In 2014, Jeremy was selected to be a LearnZillion Dream Team member. LearnZillion is an EdTech company that offers a free and growing set of math and english language resources for grades 2 through 12. The company brings together their “Dream Teamers”, a group of extraordinary teachers, who they select each year to create LearnZillion’s content and participate in a summer-long design collaboration.
Jeremy began his design journey at LearnZillion’s TeachFest, a three-day professional development event that jump-starts the Dream Team’s deep dive into the Common Core. The team was challenged to find new solutions for increasing parent engagement with student work.
The How Might We Question they addressed: How might we meaningfully engage parents in student learning?
Jeremy’s Design Thinking Moment
When problem-solving on his own throughout the school year, Jeremy’s focus tends to be on creating solutions for individual students in his own classroom. “Usually, as a teacher, my scope is very small,” he says.
Being part of a design collaboration however, gave Jeremy access to a variety of other perspectives on the challenge at hand. This enabled him to problem-solve on a bigger scale:
“It’s not enough to just have an idea that you know will work for one particular classroom. A High School teacher came up with some great ways to teach this math problem to a second grader. Outside of this, I never talk to the High School teachers at my school. We’re in two different buildings. Getting their insight of, ‘Hey when those kids eventually get to me, they’re going to need to understand this,’ really provided some fresh perspectives. Having all of those other ideas broadened my scope of thinking about how to do certain things.”

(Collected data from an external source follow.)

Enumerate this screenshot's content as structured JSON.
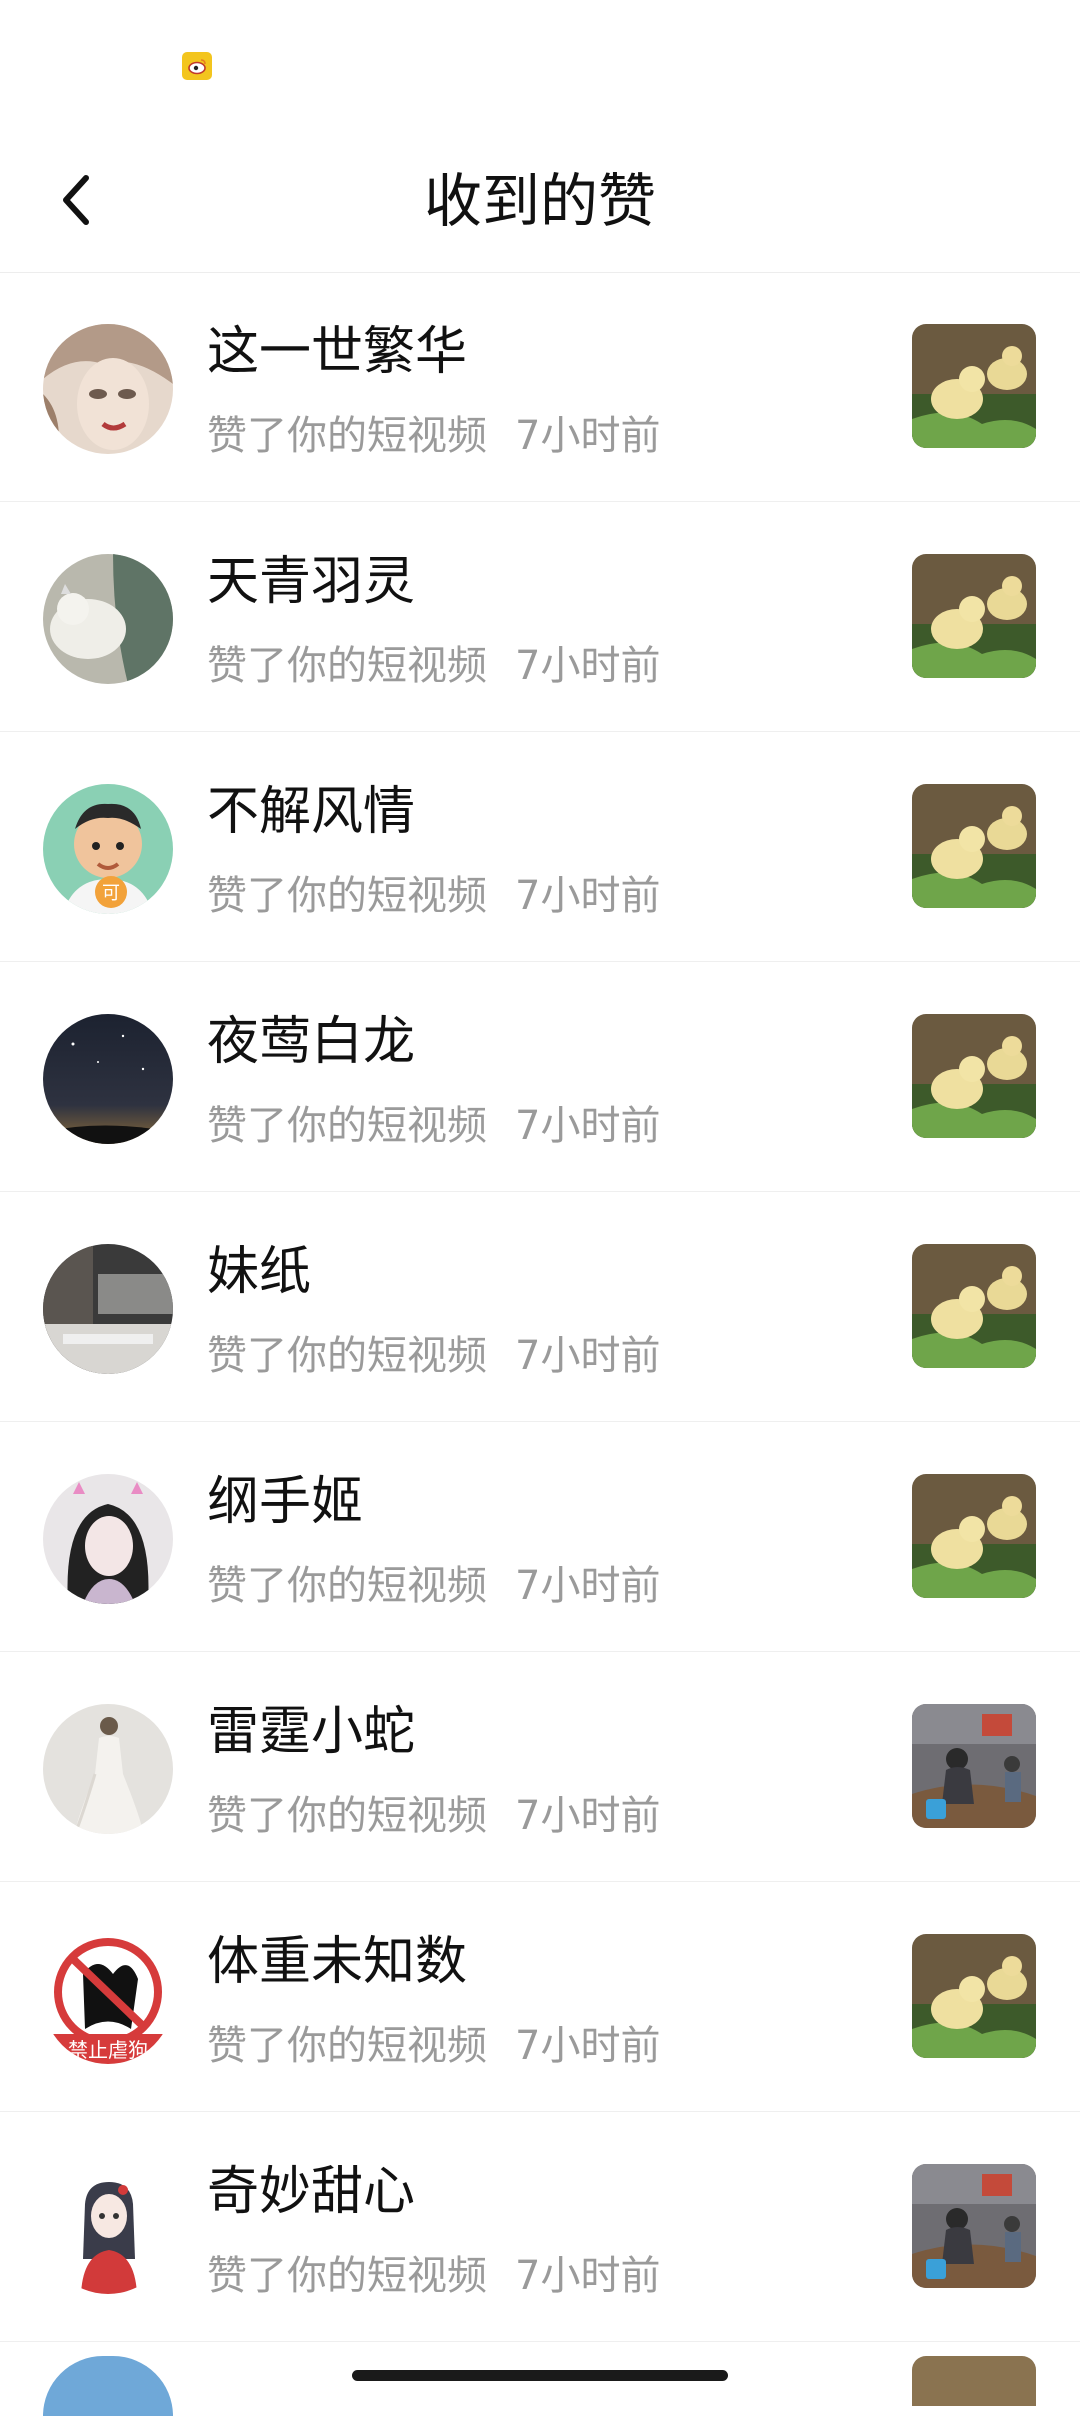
{
  "status_bar": {
    "icon": "weibo-icon"
  },
  "header": {
    "title": "收到的赞",
    "back_icon": "chevron-left-icon"
  },
  "list": {
    "items": [
      {
        "name": "这一世繁华",
        "action": "赞了你的短视频",
        "time": "7小时前",
        "avatar": "avatar-illustrated-woman",
        "thumb": "ducklings"
      },
      {
        "name": "天青羽灵",
        "action": "赞了你的短视频",
        "time": "7小时前",
        "avatar": "avatar-white-cat",
        "thumb": "ducklings"
      },
      {
        "name": "不解风情",
        "action": "赞了你的短视频",
        "time": "7小时前",
        "avatar": "avatar-cartoon-boy",
        "thumb": "ducklings"
      },
      {
        "name": "夜莺白龙",
        "action": "赞了你的短视频",
        "time": "7小时前",
        "avatar": "avatar-night-sky",
        "thumb": "ducklings"
      },
      {
        "name": "妹纸",
        "action": "赞了你的短视频",
        "time": "7小时前",
        "avatar": "avatar-kitchen",
        "thumb": "ducklings"
      },
      {
        "name": "纲手姬",
        "action": "赞了你的短视频",
        "time": "7小时前",
        "avatar": "avatar-girl-portrait",
        "thumb": "ducklings"
      },
      {
        "name": "雷霆小蛇",
        "action": "赞了你的短视频",
        "time": "7小时前",
        "avatar": "avatar-wedding-dress",
        "thumb": "market-scene"
      },
      {
        "name": "体重未知数",
        "action": "赞了你的短视频",
        "time": "7小时前",
        "avatar": "avatar-no-dog-abuse-sign",
        "avatar_text": "禁止虐狗",
        "thumb": "ducklings"
      },
      {
        "name": "奇妙甜心",
        "action": "赞了你的短视频",
        "time": "7小时前",
        "avatar": "avatar-anime-girl",
        "thumb": "market-scene"
      }
    ]
  },
  "colors": {
    "text_primary": "#111111",
    "text_secondary": "#9a9a9a",
    "divider": "#efefef",
    "weibo_yellow": "#f3c51e",
    "badge_orange": "#f2a23a"
  }
}
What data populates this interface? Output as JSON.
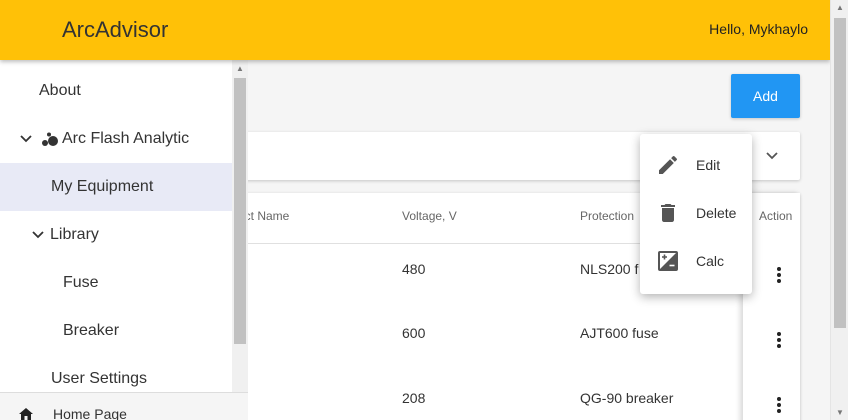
{
  "header": {
    "title": "ArcAdvisor",
    "greeting": "Hello, Mykhaylo"
  },
  "sidebar": {
    "items": [
      {
        "label": "About"
      },
      {
        "label": "Arc Flash Analytic"
      },
      {
        "label": "My Equipment"
      },
      {
        "label": "Library"
      },
      {
        "label": "Fuse"
      },
      {
        "label": "Breaker"
      },
      {
        "label": "User Settings"
      }
    ],
    "bottom": {
      "label": "Home Page"
    }
  },
  "toolbar": {
    "add_label": "Add"
  },
  "table": {
    "columns": [
      "ect Name",
      "Voltage, V",
      "Protection",
      "Action"
    ],
    "rows": [
      {
        "voltage": "480",
        "protection": "NLS200 f"
      },
      {
        "voltage": "600",
        "protection": "AJT600 fuse"
      },
      {
        "voltage": "208",
        "protection": "QG-90 breaker"
      }
    ]
  },
  "menu": {
    "items": [
      {
        "label": "Edit"
      },
      {
        "label": "Delete"
      },
      {
        "label": "Calc"
      }
    ]
  },
  "colors": {
    "header": "#ffc107",
    "accent": "#2196f3",
    "active_item": "#e8eaf6"
  }
}
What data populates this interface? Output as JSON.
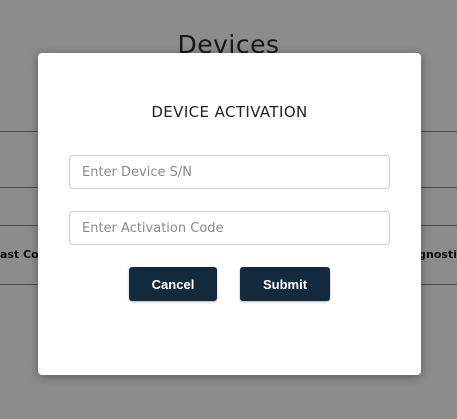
{
  "background": {
    "page_title": "Devices",
    "table_header_left": "ast Co",
    "table_header_right": "gnosti"
  },
  "modal": {
    "title": "DEVICE ACTIVATION",
    "serial_field": {
      "placeholder": "Enter Device S/N",
      "value": ""
    },
    "activation_field": {
      "placeholder": "Enter Activation Code",
      "value": ""
    },
    "cancel_label": "Cancel",
    "submit_label": "Submit"
  },
  "colors": {
    "button_bg": "#13293d",
    "overlay": "rgba(0,0,0,0.45)"
  }
}
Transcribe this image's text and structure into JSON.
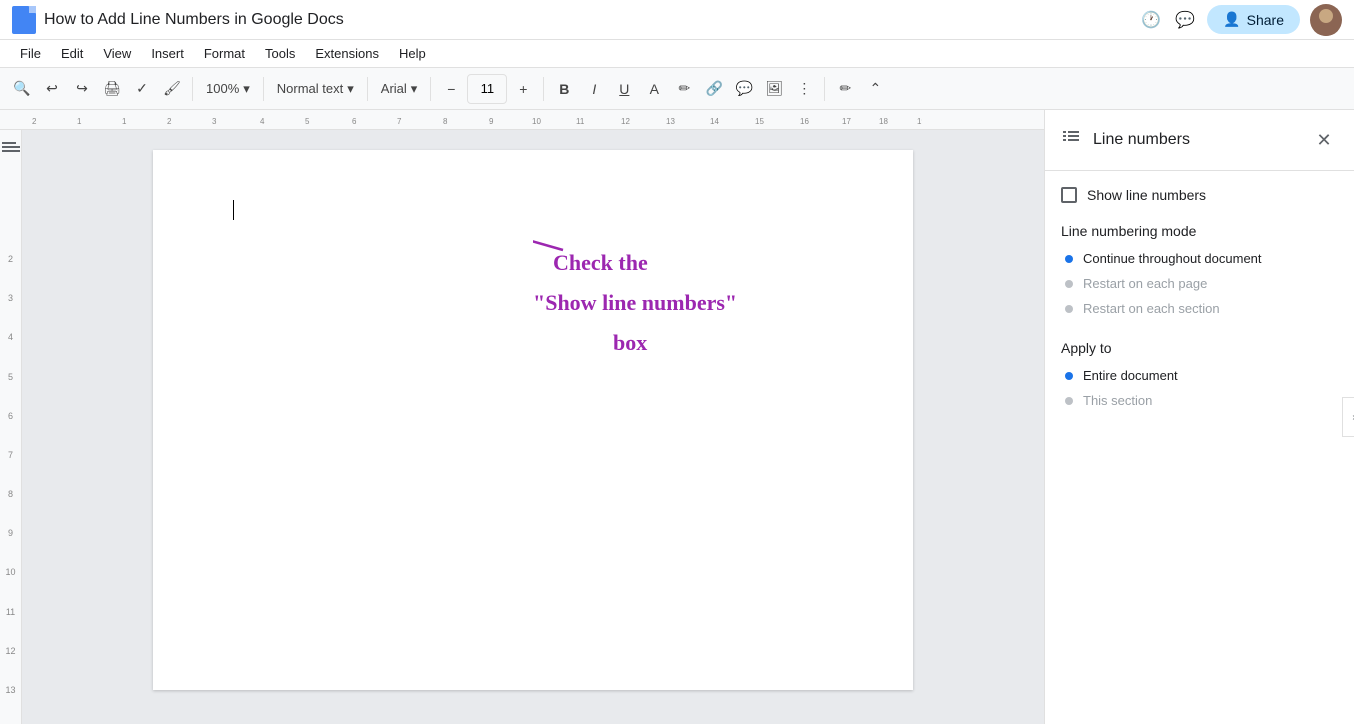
{
  "titlebar": {
    "title": "How to Add Line Numbers in Google Docs",
    "share_label": "Share"
  },
  "menubar": {
    "items": [
      "File",
      "Edit",
      "View",
      "Insert",
      "Format",
      "Tools",
      "Extensions",
      "Help"
    ]
  },
  "toolbar": {
    "zoom": "100%",
    "paragraph_style": "Normal text",
    "font": "Arial",
    "font_size": "11",
    "bold": "B",
    "italic": "I",
    "underline": "U"
  },
  "ruler": {
    "numbers": [
      "2",
      "3",
      "4",
      "5",
      "6",
      "7",
      "8",
      "9",
      "10",
      "11",
      "12",
      "13"
    ]
  },
  "panel": {
    "title": "Line numbers",
    "show_line_numbers_label": "Show line numbers",
    "numbering_mode_title": "Line numbering mode",
    "modes": [
      {
        "label": "Continue throughout document",
        "active": true
      },
      {
        "label": "Restart on each page",
        "active": false
      },
      {
        "label": "Restart on each section",
        "active": false
      }
    ],
    "apply_to_title": "Apply to",
    "apply_options": [
      {
        "label": "Entire document",
        "active": true
      },
      {
        "label": "This section",
        "active": false
      }
    ]
  },
  "annotation": {
    "line1": "Check the",
    "line2": "“Show line numbers”",
    "line3": "box"
  }
}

Another aspect of the design collaboration that Jeremy found particularly enriching was the opportunity to experience the shared optimism, energy and creativity that comes from being part of a committed team.
Jeremy and his team prototyped a two to three minutes-long video explaining a math concept to enable parents to better help their children with homework problems at home. They created Google slides, which they auto-animated so that all a parent had to do was click through them to get an overview of the math strategy in under three minutes.
Jeremy has gone on to create more videos and is hoping to have one done for each unit his class will be learning by the start of this school year.